2 November 2023, 5pm–7pm GMT

Presenter: Jane Bernstein (Tufts University)

Title: ‘Music Printing in Rome during the Long Sixteenth Century’

Discussants: Bonnie J. Blackburn (Oxford) and Noel O’Regan (University of Edinburgh).

Rome ranked second only to Venice as a center for music book production in Renaissance Italy. Yet unlike their Venetian counterparts, who standardized their music publications, Roman printers experimented more readily and more consistently with the materiality of their books. Emphasizing the exceptionalism of Roman music publishing, this talk highlights the innovative printing technologies and book forms devised by bookmen in the Eternal City. By drawing on landmark publications, it reveals a synergistic relationship between music repertories and the materiality of the book, particularly during the post-Tridentine period, when musical idioms, both new and old, challenged printers to employ alternative printing methods and modes of book presentation in the creation of their music editions.

30 November 2023, 5pm–7pm GMT

Presenter: Peter Lefferts (University of Nebraska)

Title: ‘Disiecta Membra Musicae: A new facsimile edition of music manuscript fragments from 14th-Century England’
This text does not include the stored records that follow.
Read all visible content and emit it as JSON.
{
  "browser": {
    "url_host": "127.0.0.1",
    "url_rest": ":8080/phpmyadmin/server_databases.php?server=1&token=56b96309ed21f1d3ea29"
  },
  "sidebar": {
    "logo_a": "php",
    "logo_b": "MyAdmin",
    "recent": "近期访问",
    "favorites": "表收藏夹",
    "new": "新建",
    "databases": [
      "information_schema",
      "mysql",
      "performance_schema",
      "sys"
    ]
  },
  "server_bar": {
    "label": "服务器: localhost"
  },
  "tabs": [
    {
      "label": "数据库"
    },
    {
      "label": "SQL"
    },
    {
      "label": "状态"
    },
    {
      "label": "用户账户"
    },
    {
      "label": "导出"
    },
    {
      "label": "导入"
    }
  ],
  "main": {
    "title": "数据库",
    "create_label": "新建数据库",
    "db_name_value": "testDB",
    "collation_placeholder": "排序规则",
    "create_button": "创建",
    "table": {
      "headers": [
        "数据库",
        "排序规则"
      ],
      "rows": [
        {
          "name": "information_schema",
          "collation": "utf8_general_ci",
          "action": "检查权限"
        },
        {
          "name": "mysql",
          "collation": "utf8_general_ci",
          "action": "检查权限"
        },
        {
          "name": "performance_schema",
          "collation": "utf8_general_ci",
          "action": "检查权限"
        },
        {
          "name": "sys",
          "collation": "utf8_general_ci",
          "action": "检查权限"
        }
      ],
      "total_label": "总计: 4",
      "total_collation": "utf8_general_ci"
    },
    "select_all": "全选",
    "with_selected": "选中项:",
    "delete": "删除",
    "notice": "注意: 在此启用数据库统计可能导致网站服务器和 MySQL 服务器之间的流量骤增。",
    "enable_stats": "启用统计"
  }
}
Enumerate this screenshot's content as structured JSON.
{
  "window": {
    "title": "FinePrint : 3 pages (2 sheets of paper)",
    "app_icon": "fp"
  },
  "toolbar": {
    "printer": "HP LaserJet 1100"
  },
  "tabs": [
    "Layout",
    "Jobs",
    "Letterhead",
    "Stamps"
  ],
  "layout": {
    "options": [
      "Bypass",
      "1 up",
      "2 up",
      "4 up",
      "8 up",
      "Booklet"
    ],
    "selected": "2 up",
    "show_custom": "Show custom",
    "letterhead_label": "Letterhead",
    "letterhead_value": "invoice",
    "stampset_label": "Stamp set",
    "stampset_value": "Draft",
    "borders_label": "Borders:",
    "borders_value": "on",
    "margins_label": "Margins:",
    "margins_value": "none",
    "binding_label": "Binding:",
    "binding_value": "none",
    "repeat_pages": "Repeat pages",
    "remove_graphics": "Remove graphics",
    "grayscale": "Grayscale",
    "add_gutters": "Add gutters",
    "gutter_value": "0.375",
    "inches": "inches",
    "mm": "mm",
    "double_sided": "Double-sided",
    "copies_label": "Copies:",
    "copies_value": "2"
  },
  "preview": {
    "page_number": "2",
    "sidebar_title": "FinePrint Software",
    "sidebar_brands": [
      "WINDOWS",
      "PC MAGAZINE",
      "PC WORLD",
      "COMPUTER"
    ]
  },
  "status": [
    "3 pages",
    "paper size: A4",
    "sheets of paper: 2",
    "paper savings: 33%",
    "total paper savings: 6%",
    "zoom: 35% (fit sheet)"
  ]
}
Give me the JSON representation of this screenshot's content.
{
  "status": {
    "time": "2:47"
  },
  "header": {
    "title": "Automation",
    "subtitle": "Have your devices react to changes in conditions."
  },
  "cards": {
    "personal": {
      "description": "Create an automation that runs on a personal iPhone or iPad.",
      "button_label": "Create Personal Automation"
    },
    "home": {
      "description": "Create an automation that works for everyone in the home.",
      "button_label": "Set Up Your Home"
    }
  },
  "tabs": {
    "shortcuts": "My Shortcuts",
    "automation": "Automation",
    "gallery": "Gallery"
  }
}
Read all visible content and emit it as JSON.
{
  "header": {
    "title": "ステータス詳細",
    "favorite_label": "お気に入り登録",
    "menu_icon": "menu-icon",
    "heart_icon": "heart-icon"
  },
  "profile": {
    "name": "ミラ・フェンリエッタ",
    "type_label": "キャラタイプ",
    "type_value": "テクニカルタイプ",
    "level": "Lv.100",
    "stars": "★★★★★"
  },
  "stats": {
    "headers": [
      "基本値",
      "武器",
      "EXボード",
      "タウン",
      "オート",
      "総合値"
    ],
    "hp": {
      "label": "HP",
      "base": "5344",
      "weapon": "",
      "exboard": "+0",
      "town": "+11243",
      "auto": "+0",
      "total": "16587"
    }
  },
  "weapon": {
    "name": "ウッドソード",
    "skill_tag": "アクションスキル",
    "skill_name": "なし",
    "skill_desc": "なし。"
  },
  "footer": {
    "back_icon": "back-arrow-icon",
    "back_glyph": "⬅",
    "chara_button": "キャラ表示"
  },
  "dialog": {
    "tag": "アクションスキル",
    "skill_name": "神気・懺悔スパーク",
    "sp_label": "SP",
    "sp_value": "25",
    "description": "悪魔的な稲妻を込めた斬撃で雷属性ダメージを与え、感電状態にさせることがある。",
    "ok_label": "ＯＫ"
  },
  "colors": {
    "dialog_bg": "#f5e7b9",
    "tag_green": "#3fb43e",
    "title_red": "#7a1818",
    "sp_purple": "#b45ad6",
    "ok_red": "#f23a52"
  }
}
Discussants: Andrew Wathey (The National Archives and University of Northumbria) and Jared Hartt (Oberlin College).

A volume of facsimiles of English fourteenth-century polyphonic music in preparation for the series Early English Church Music is intended to supersede Harrison and Wibberley, Manuscripts of Fourteenth Century English Polyphony (EECM 26, 1981). It will fill the current gap between Summers and Lefferts, English Thirteenth Century Polyphony (EECM 57, 2016) and Bent and Wathey, Fragments of English Polyphonic Music c. 1390-1475 (EECM 62, 2022). As in the latter two, leaves will be reproduced in colour, mostly at full size, and in their original order; further, about twice as many sources will be reproduced as in the 1981 book. This talk will address some of the most interesting features of the relevant new sources uncovered in the last 45 years, consider questions about provenance that have been raised by scholarship on the codices housing these musical fragments in their bindings, and offer a taste of the discoveries yielded by the use of modern research tools, from basic internet text searching to high-resolution digital and multi-spectral imaging. In addition, the repertoire of the extraordinary Dorset rotulus will serve as the point of departure for remarks about what is new in our picture of 14th-century English music.

Advance Notice for Hilary Term 2024

25 January 2023, 5pm-7pm GMT

Presenter: Susan Forscher Weiss (Peabody Institute and Johns Hopkins University)

Title: ‘Roman de Volvelles: A Story of Revolving Diagrams in Early Modern Quadrivial Texts’

Discussants: Mary Carruthers and Michael Dodds.

15 February 2023, 5pm–7pm GMT

Presenter: Johanna-Pauline Thöne (University of Oslo)

Title: ‘New Interpretations and Contexts for the Motet Fragments Basel 71 and 72 (ca. 1400)’

Discussants: Kévin Roger and Anne Stone.

7 March 2023, 5pm–7pm GMT

Presenter: Barbara Haggh-Huglo (University of Maryland at College Park)

Title: ‘Guillaume Du Fay between the Church and Two Courts: Proposals for a Revised Biography’

Discussants: Anne Robertson and Reinhard Strohm.